Relevance: the importance of the information for your needs

  • Does the information relate to your topic or answer your question?
  • Who is the intended audience?
  • Is the information at an appropriate level (i.e. not too elementary or advanced for your needs)?
  • Have you looked at a variety of sources before determining this is one you will use?
  • Would you be comfortable using this source for a research paper?

Authority: the source of the information

  • Who is the author/publisher/source/sponsor?
  • Are the author's credentials or organizational affiliations given?
  • What are the author's credentials or organizational affiliations given?
  • What are the author's qualifications to write on the topic?
  • Is there contact information, such as a publisher or e-mail address?
  • Does the URL reveal anything about the author or source? Examples: .com (commercial), .edu (educational), .gov (U.S. government), .org (nonprofit organization), or .net (network)

Accuracy: the reliability, truthfulness, and correctness of the content, and

  • Where does the information come from?
  • Is the information supported by evidence?
  • Has the information been reviewed or refereed?
  • Can you verify any of the information in another source or from personal knowledge?
  • Does the language or tone seem biased and free of emotion?
  • Are there spelling, grammar, or other typographical errors?

Purpose: the reason the information exists

  • What is the purpose of the information? to inform? teach? sell? entertain? persuade?
  • Do the authors/sponsors make their intentions or purpose clear?
  • Is the information fact? opinion? propaganda?
  • Does the point of view appear objective and impartial?
  • Are there political, ideological, cultural, religious, institutional, or personal biases?

By scoring each category on a scale from 1 to 10 (1 = worst, 10=best possible) you can give each site a grade on a 50 point scale for how high-quality it is!

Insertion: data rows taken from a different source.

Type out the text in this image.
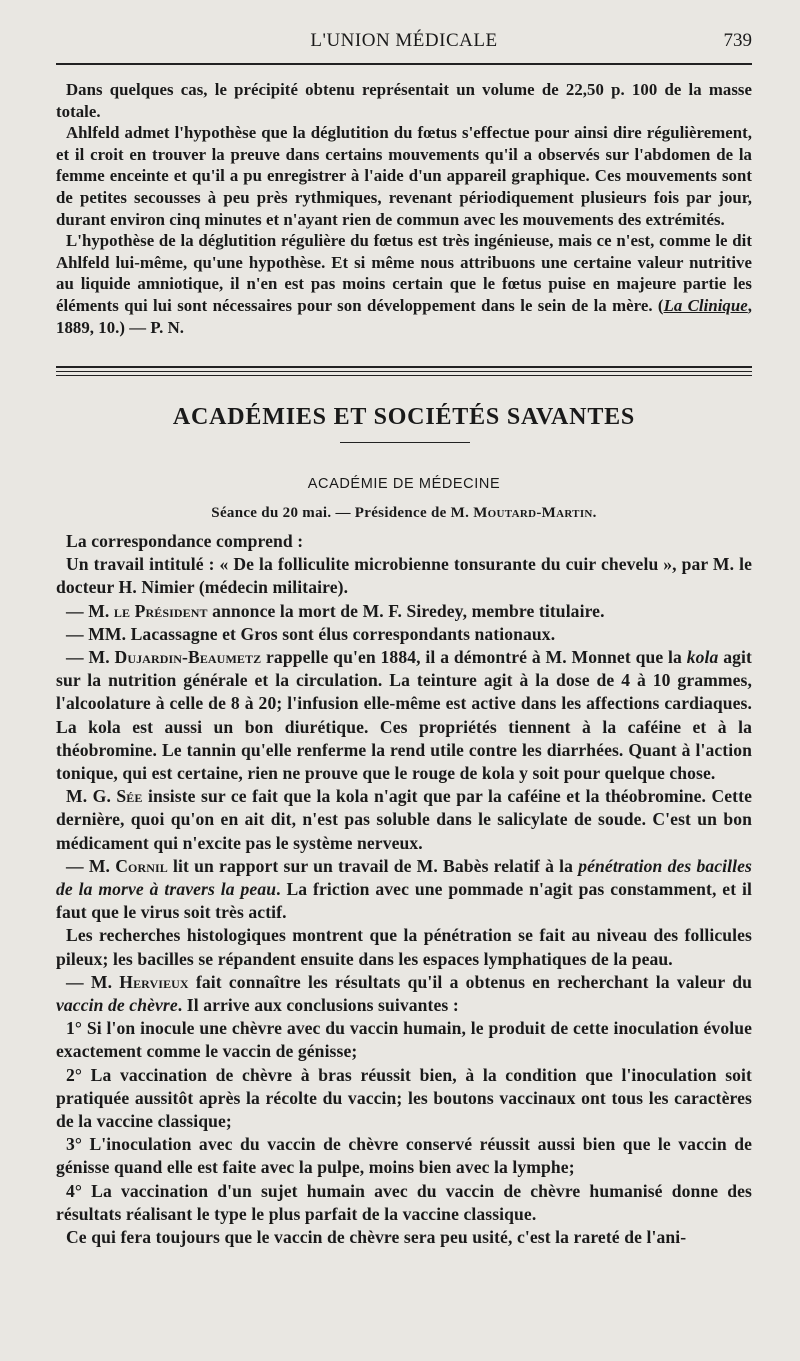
L'UNION MÉDICALE	739

Dans quelques cas, le précipité obtenu représentait un volume de 22,50 p. 100 de la masse totale.

Ahlfeld admet l'hypothèse que la déglutition du fœtus s'effectue pour ainsi dire régulièrement, et il croit en trouver la preuve dans certains mouvements qu'il a observés sur l'abdomen de la femme enceinte et qu'il a pu enregistrer à l'aide d'un appareil graphique. Ces mouvements sont de petites secousses à peu près rythmiques, revenant périodiquement plusieurs fois par jour, durant environ cinq minutes et n'ayant rien de commun avec les mouvements des extrémités.

L'hypothèse de la déglutition régulière du fœtus est très ingénieuse, mais ce n'est, comme le dit Ahlfeld lui-même, qu'une hypothèse. Et si même nous attribuons une certaine valeur nutritive au liquide amniotique, il n'en est pas moins certain que le fœtus puise en majeure partie les éléments qui lui sont nécessaires pour son développement dans le sein de la mère. (La Clinique, 1889, 10.) — P. N.

ACADÉMIES ET SOCIÉTÉS SAVANTES
ACADÉMIE DE MÉDECINE
Séance du 20 mai. — Présidence de M. Moutard-Martin.

La correspondance comprend :

Un travail intitulé : « De la folliculite microbienne tonsurante du cuir chevelu », par M. le docteur H. Nimier (médecin militaire).

— M. le Président annonce la mort de M. F. Siredey, membre titulaire.

— MM. Lacassagne et Gros sont élus correspondants nationaux.

— M. Dujardin-Beaumetz rappelle qu'en 1884, il a démontré à M. Monnet que la kola agit sur la nutrition générale et la circulation. La teinture agit à la dose de 4 à 10 grammes, l'alcoolature à celle de 8 à 20; l'infusion elle-même est active dans les affections cardiaques. La kola est aussi un bon diurétique. Ces propriétés tiennent à la caféine et à la théobromine. Le tannin qu'elle renferme la rend utile contre les diarrhées. Quant à l'action tonique, qui est certaine, rien ne prouve que le rouge de kola y soit pour quelque chose.

M. G. Sée insiste sur ce fait que la kola n'agit que par la caféine et la théobromine. Cette dernière, quoi qu'on en ait dit, n'est pas soluble dans le salicylate de soude. C'est un bon médicament qui n'excite pas le système nerveux.

— M. Cornil lit un rapport sur un travail de M. Babès relatif à la pénétration des bacilles de la morve à travers la peau. La friction avec une pommade n'agit pas constamment, et il faut que le virus soit très actif.

Les recherches histologiques montrent que la pénétration se fait au niveau des follicules pileux; les bacilles se répandent ensuite dans les espaces lymphatiques de la peau.

— M. Hervieux fait connaître les résultats qu'il a obtenus en recherchant la valeur du vaccin de chèvre. Il arrive aux conclusions suivantes :

1° Si l'on inocule une chèvre avec du vaccin humain, le produit de cette inoculation évolue exactement comme le vaccin de génisse;

2° La vaccination de chèvre à bras réussit bien, à la condition que l'inoculation soit pratiquée aussitôt après la récolte du vaccin; les boutons vaccinaux ont tous les caractères de la vaccine classique;

3° L'inoculation avec du vaccin de chèvre conservé réussit aussi bien que le vaccin de génisse quand elle est faite avec la pulpe, moins bien avec la lymphe;

4° La vaccination d'un sujet humain avec du vaccin de chèvre humanisé donne des résultats réalisant le type le plus parfait de la vaccine classique.

Ce qui fera toujours que le vaccin de chèvre sera peu usité, c'est la rareté de l'ani-
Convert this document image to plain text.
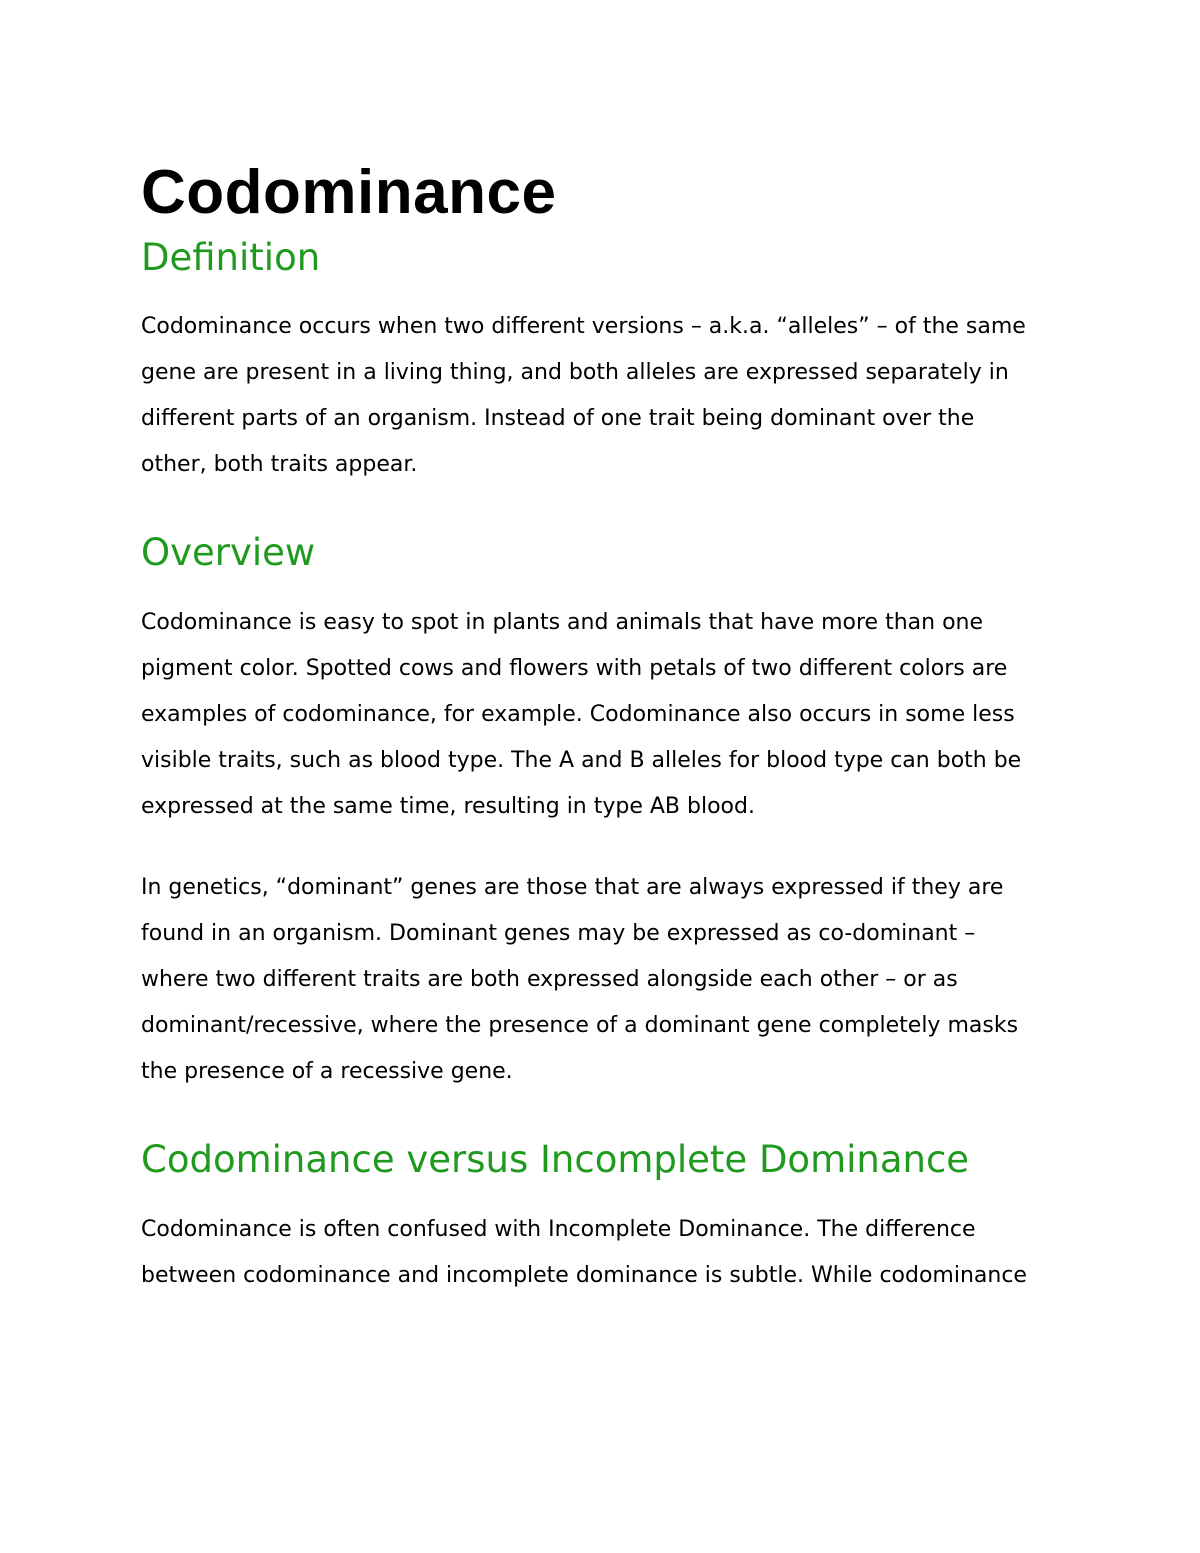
Codominance
Definition

Codominance occurs when two different versions – a.k.a. “alleles” – of the same
gene are present in a living thing, and both alleles are expressed separately in
different parts of an organism. Instead of one trait being dominant over the
other, both traits appear.

Overview

Codominance is easy to spot in plants and animals that have more than one
pigment color. Spotted cows and flowers with petals of two different colors are
examples of codominance, for example. Codominance also occurs in some less
visible traits, such as blood type. The A and B alleles for blood type can both be
expressed at the same time, resulting in type AB blood.

In genetics, “dominant” genes are those that are always expressed if they are
found in an organism. Dominant genes may be expressed as co-dominant –
where two different traits are both expressed alongside each other – or as
dominant/recessive, where the presence of a dominant gene completely masks
the presence of a recessive gene.

Codominance versus Incomplete Dominance

Codominance is often confused with Incomplete Dominance. The difference
between codominance and incomplete dominance is subtle. While codominance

45 - 50 Excellent | 40 - 44 Good | 35 - 39 Average | 30 - 34 Borderline Acceptable | Below 30  Unacceptable

Types of Prompts

Source: Google Developers: Prompt Engineering for Generative AI

  • Direct prompting (Zero-shot): Direct prompting (also known as Zero-shot) is the simplest type of prompt. It provides no examples to the model, just the instruction.

 

  • Prompting with examples (One-, few-, and multi-shot): One-shot prompting shows the model one clear, descriptive example of what you'd like it to imitate. 

 

  • Chain-of-thought prompting: Chain of Thought (CoT) prompting encourages the LLM to explain its reasoning. Combine it with few-shot prompting to get better results on more complex tasks that require reasoning before a response.

 

  • Zero-shot CoT: Recalling the zero-shot prompting from earlier, this approach takes a zero-shot prompt and adds an instruction: "Let's think step by step." The LLM is able to generate a chain of thought from this instruction, and usually a more accurate answer as well. This is a great approach to getting LLMs to generate correct answers for things like word problems.

 

Prompt iteration strategies
Learn to love the reality of rewriting prompts several (possibly dozens) of times. Here are a few ideas for refining prompts if you get stuck:

Note: These strategies may become less useful or necessary over time as models improve.

  1. Repeat key words, phrases, or ideas
  2. Specify your desired output format (CSV, JSON, etc.)
  3. Use all caps to stress important points or instructions. You can also try exaggerations or hyperbolic language; for example: "Your explanation should be absolutely impossible to misinterpret. Every single word must ooze clarity!"
  4. Use synonyms or alternate phrasing (e.g., instead of "Summarize," try appending "tldr" to some input text). Swap in different words or phrases and document which ones work better and which are worse.
  5. Try the sandwich technique with long prompts: Add the same statement in different places.
  6. Use a prompt library for inspiration. Prompt Hero and this prompt gallery are two good places to start.